Capped and Collared Remortgages Explained
As previously mentioned, you must know about variable rate remortgages to understand capped and collared remortgages better.
If you get a variable rate remortgage, the rate of interest you have to pay changes as and when your mortgage lender’s standard variable rate (SVR) changes. The SVR is slightly more than the Bank of England’s base rate and may or may not change when the base rate changes. A tracker remortgage is similar to a variable rate remortgage, except that its rate of interest is directly associated with the base rate and has nothing to do with the lender’s SVR.
1. Capped Remortgages
Capped remortgages are a type of variable rate remortgage. The word “cap” actually refers to “maximum,” and as its name suggests, a capped remortgage deal fixes a maximum rate of interest for your remortgage.

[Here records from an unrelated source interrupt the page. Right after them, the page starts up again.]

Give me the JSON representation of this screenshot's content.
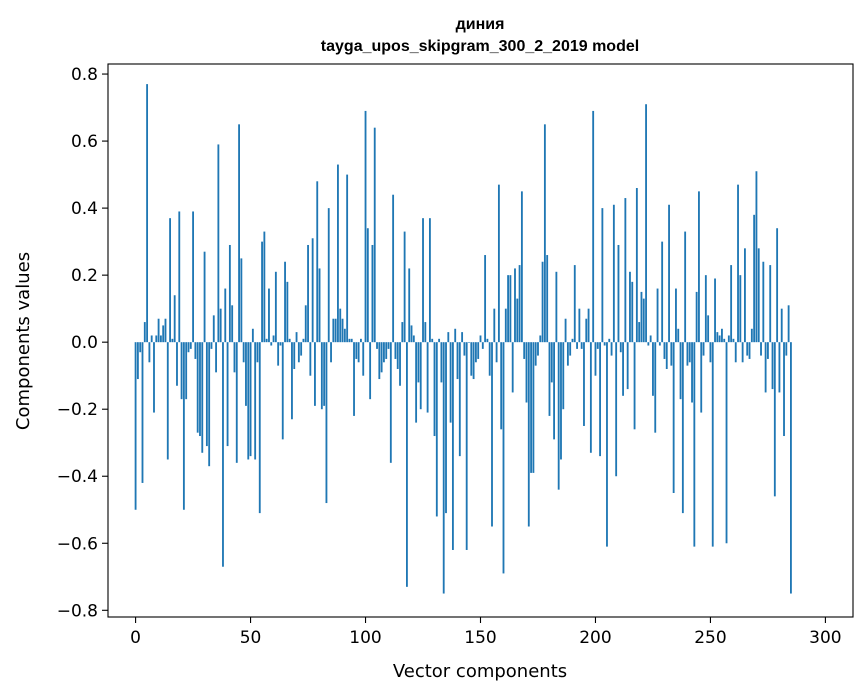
{
  "chart_data": {
    "type": "bar",
    "title": "диния",
    "subtitle": "tayga_upos_skipgram_300_2_2019 model",
    "xlabel": "Vector components",
    "ylabel": "Components values",
    "xlim": [
      -12,
      312
    ],
    "ylim": [
      -0.82,
      0.83
    ],
    "xticks": [
      0,
      50,
      100,
      150,
      200,
      250,
      300
    ],
    "xtick_labels": [
      "0",
      "50",
      "100",
      "150",
      "200",
      "250",
      "300"
    ],
    "yticks": [
      0.8,
      0.6,
      0.4,
      0.2,
      0.0,
      -0.2,
      -0.4,
      -0.6,
      -0.8
    ],
    "ytick_labels": [
      "0.8",
      "0.6",
      "0.4",
      "0.2",
      "0.0",
      "−0.2",
      "−0.4",
      "−0.6",
      "−0.8"
    ],
    "grid": false,
    "color": "#1f77b4",
    "values": [
      -0.5,
      -0.11,
      -0.03,
      -0.42,
      0.06,
      0.77,
      -0.06,
      0.02,
      -0.21,
      0.02,
      0.07,
      0.02,
      0.05,
      0.07,
      -0.35,
      0.37,
      0.01,
      0.14,
      -0.13,
      0.39,
      -0.17,
      -0.5,
      -0.17,
      -0.03,
      -0.02,
      0.39,
      -0.05,
      -0.27,
      -0.28,
      -0.33,
      0.27,
      -0.31,
      -0.37,
      -0.02,
      0.08,
      -0.09,
      0.59,
      0.1,
      -0.67,
      0.16,
      -0.31,
      0.29,
      0.11,
      -0.09,
      -0.36,
      0.65,
      0.25,
      -0.06,
      -0.19,
      -0.35,
      -0.34,
      0.04,
      -0.35,
      -0.06,
      -0.51,
      0.3,
      0.33,
      0.01,
      0.16,
      -0.01,
      0.02,
      0.21,
      -0.07,
      -0.01,
      -0.29,
      0.24,
      0.18,
      0.01,
      -0.23,
      -0.08,
      0.03,
      -0.06,
      -0.04,
      0.01,
      0.11,
      0.29,
      -0.1,
      0.31,
      -0.19,
      0.48,
      0.22,
      -0.2,
      -0.19,
      -0.48,
      0.4,
      -0.06,
      0.07,
      0.07,
      0.53,
      0.1,
      0.07,
      0.04,
      0.5,
      0.01,
      0.01,
      -0.22,
      -0.05,
      -0.06,
      0.01,
      -0.1,
      0.69,
      0.34,
      -0.17,
      0.29,
      0.64,
      -0.02,
      -0.11,
      -0.09,
      -0.06,
      -0.05,
      -0.02,
      -0.36,
      0.44,
      -0.05,
      -0.08,
      -0.13,
      0.06,
      0.33,
      -0.73,
      0.22,
      0.05,
      0.02,
      -0.24,
      -0.12,
      -0.2,
      0.37,
      0.06,
      -0.21,
      0.37,
      0.01,
      -0.28,
      -0.52,
      0.01,
      -0.12,
      -0.75,
      -0.51,
      0.03,
      -0.24,
      -0.62,
      0.04,
      -0.11,
      -0.34,
      0.03,
      -0.04,
      -0.62,
      0.0,
      -0.1,
      -0.11,
      -0.06,
      -0.05,
      0.02,
      -0.02,
      0.26,
      0.01,
      -0.1,
      -0.55,
      0.1,
      -0.06,
      0.47,
      -0.26,
      -0.69,
      0.1,
      0.2,
      0.2,
      -0.15,
      0.22,
      0.13,
      0.23,
      0.45,
      -0.05,
      -0.18,
      -0.55,
      -0.39,
      -0.39,
      -0.07,
      -0.04,
      0.02,
      0.24,
      0.65,
      0.26,
      -0.22,
      -0.12,
      -0.29,
      0.21,
      -0.44,
      -0.35,
      -0.2,
      0.07,
      -0.07,
      -0.04,
      0.01,
      0.23,
      -0.02,
      0.1,
      -0.02,
      -0.25,
      0.07,
      0.1,
      -0.33,
      0.69,
      -0.1,
      -0.02,
      -0.34,
      0.4,
      -0.01,
      -0.61,
      0.01,
      -0.04,
      0.41,
      -0.4,
      0.29,
      -0.03,
      -0.16,
      0.43,
      -0.14,
      0.21,
      0.18,
      -0.26,
      0.46,
      0.06,
      0.15,
      0.13,
      0.71,
      -0.01,
      0.02,
      -0.16,
      -0.27,
      0.16,
      -0.01,
      0.3,
      -0.05,
      -0.08,
      0.41,
      -0.07,
      -0.45,
      0.16,
      0.04,
      -0.17,
      -0.51,
      0.33,
      -0.07,
      -0.06,
      -0.18,
      -0.61,
      0.15,
      0.45,
      -0.21,
      -0.04,
      0.2,
      0.08,
      -0.06,
      -0.61,
      0.19,
      0.03,
      0.02,
      0.04,
      0.01,
      -0.6,
      0.02,
      0.23,
      0.01,
      -0.06,
      0.47,
      0.2,
      -0.06,
      0.28,
      -0.04,
      -0.05,
      0.04,
      0.38,
      0.51,
      0.28,
      -0.04,
      0.24,
      -0.15,
      -0.05,
      0.23,
      -0.14,
      -0.46,
      0.34,
      -0.15,
      0.1,
      -0.28,
      -0.04,
      0.11,
      -0.75
    ]
  }
}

If a borrower takes a capped remortgage loan, he/she is usually prepared to deal with any fluctuations in the rate of interest, but rests secure in the knowledge that the rate can never rise higher than the capped rate. For instance, if you have obtained a capped remortgage loan where the rate is capped at 5 percent, the rate you have to pay will never go higher than 5 percent irrespective of the changes in the lender’s SVR or the Bank of England’s base rate.
2. Collared Remortgages
Collared Remortgages also come under the category of variable rate remortgages and the word “collar” refers to “minimum,” which means that the rate can never become lower than the point at which it is collared.

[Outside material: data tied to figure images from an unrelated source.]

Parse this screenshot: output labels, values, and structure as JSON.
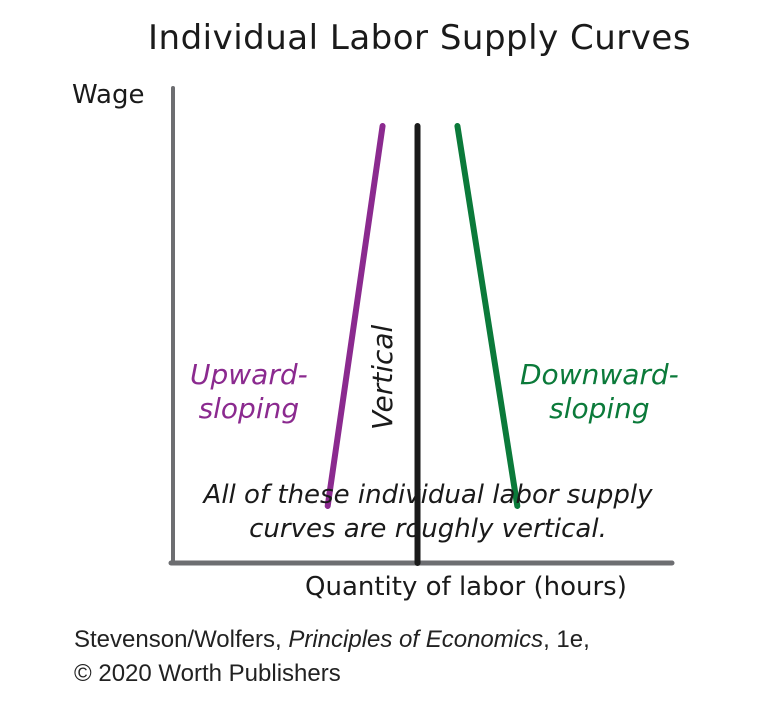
{
  "chart_data": {
    "type": "line",
    "title": "Individual Labor Supply Curves",
    "ylabel": "Wage",
    "xlabel": "Quantity of labor (hours)",
    "series": [
      {
        "name": "Upward-sloping",
        "label_lines": [
          "Upward-",
          "sloping"
        ],
        "color": "#8b2a8f",
        "points": [
          [
            0.31,
            0.12
          ],
          [
            0.42,
            0.92
          ]
        ]
      },
      {
        "name": "Vertical",
        "label_lines": [
          "Vertical"
        ],
        "color": "#1a1a1a",
        "points": [
          [
            0.49,
            0.0
          ],
          [
            0.49,
            0.92
          ]
        ]
      },
      {
        "name": "Downward-sloping",
        "label_lines": [
          "Downward-",
          "sloping"
        ],
        "color": "#0b7a3a",
        "points": [
          [
            0.57,
            0.92
          ],
          [
            0.69,
            0.12
          ]
        ]
      }
    ],
    "annotation": {
      "line1": "All of these individual labor supply",
      "line2_prefix": "curves are ",
      "line2_emph": "roughly",
      "line2_suffix": " vertical."
    },
    "xlim": [
      0,
      1
    ],
    "ylim": [
      0,
      1
    ],
    "grid": false,
    "axis_color": "#6d6e71"
  },
  "credit": {
    "line1_prefix": "Stevenson/Wolfers, ",
    "line1_title": "Principles of Economics",
    "line1_suffix": ", 1e,",
    "line2": "© 2020 Worth Publishers"
  }
}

For instance, if you take a collared remortgage loan, which has a collared rate of 2 percent, you will have to pay a minimum rate of 2 percent even if the base rate or the lender’s SVR drops lower than 2 percent.
Advantages of Capped and Collared Remortgages
Home owners who apply for a remortgage loan usually prefer capped and collared remortgages because they eliminate the insecurity of variable rate remortgages by either capping or collaring the rate or both. Some borrowers want the rate to be only capped, but not collared, in which case they can find several capped remortgage products in the market.
Capped and collared remortgages protect borrowers from sudden ups and downs in the mortgage market. Since they come under the category of variable rate remortgages, borrowers will have to be prepared for ups and downs, but they can rest assured that there will be a limit to these ups and downs.